Parallel Cache Oblivious Data Structures and Algorithms
Summary
Students will be working on building a library of cache-oblivious data structures and measuring the performance under different workloads. We will first implement serial versions of the algorithms, and then implement the parallel version of several known cache oblivious data structures and algorithms.
Job Description
Student Duties: Students will be responsible for working a minimum of 12 weeks (a full semester) for 30 hours a week. Students will be meeting with me once a week for a weekly check-in for feedback, demonstration of progress, ask questions, and make forward progress on the next guided training tasks.

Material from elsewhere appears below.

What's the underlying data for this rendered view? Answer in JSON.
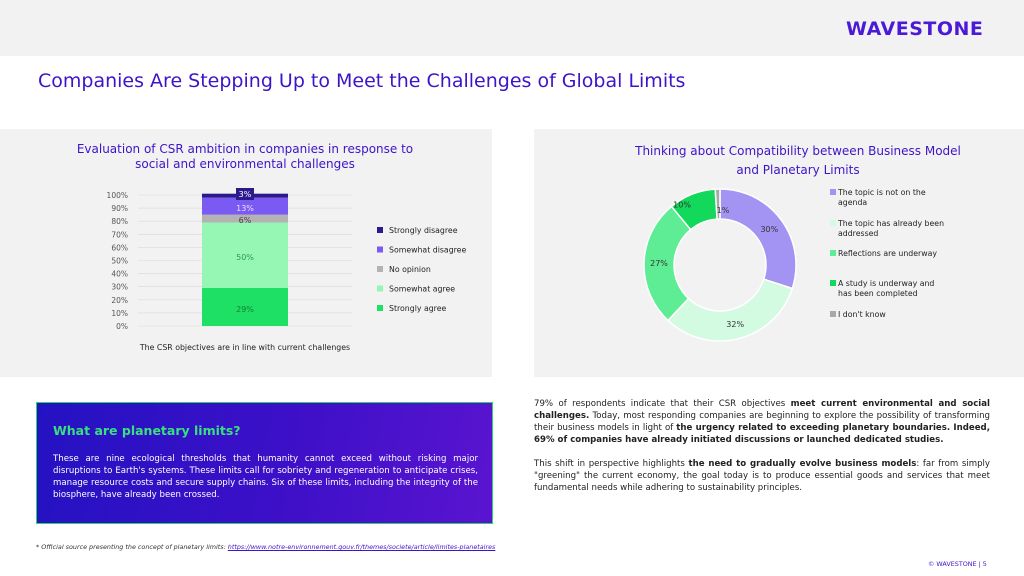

There are two scientific applications for this proposal: 1. Scientific Application: Students will be working with me to learn and understand how cache-oblivious data structures work in C/C++. 2. Scientific Application: After implementing the algorithms, we will be writing our results and submitting for workshops for publication.
Computational Resources
Students will make use of XSEDE trainings available online [1]. Additionally, an Education Allocation request will be used for these students to perform work primarily at the end of their training [2].
The training plan is to bring in students(ideally in pairs of 2) who are currently sophomores/junior and have taken a Computer Systems course using C/C++. Students need not have any previous research experience, but generally will have experience using threads(e.g. pthreads) and have taken an algorithms course.
[1] (2 weeks) Students will first work through understanding the basics of Cache-Oblvious Algorithms and Data structures from: http://erikdemaine.org/papers/BRICS2002/paper.pdf [2] (2 weeks) Students will then work through select lectures and exercises on caches from here: https://ocw.mit.edu/courses/electrical-engineering-and-computer-science/6-172-performance-engineering-of-software-systems-fall-2010/video-lectures/ [3] (1 week) Students will then learn the basics of profiling [4] (2 weeks) Next students will implement a few data structures and algorithms, and then [5] (4 weeks) Students will work to find good real world benchmarks, mining github repositories for benchmarks that suffer from false-sharing performance related problems. [6] The remaining time will be writing up and polishing collected results.
As a reference text, we will be using Computer Architecture: A Quantitative Approach (Specifically the sections on Memory Hierarchy)
Before using XSEDE resources, we will take advantage of Northeastern University's Discovery Cluster to run preliminary experiments.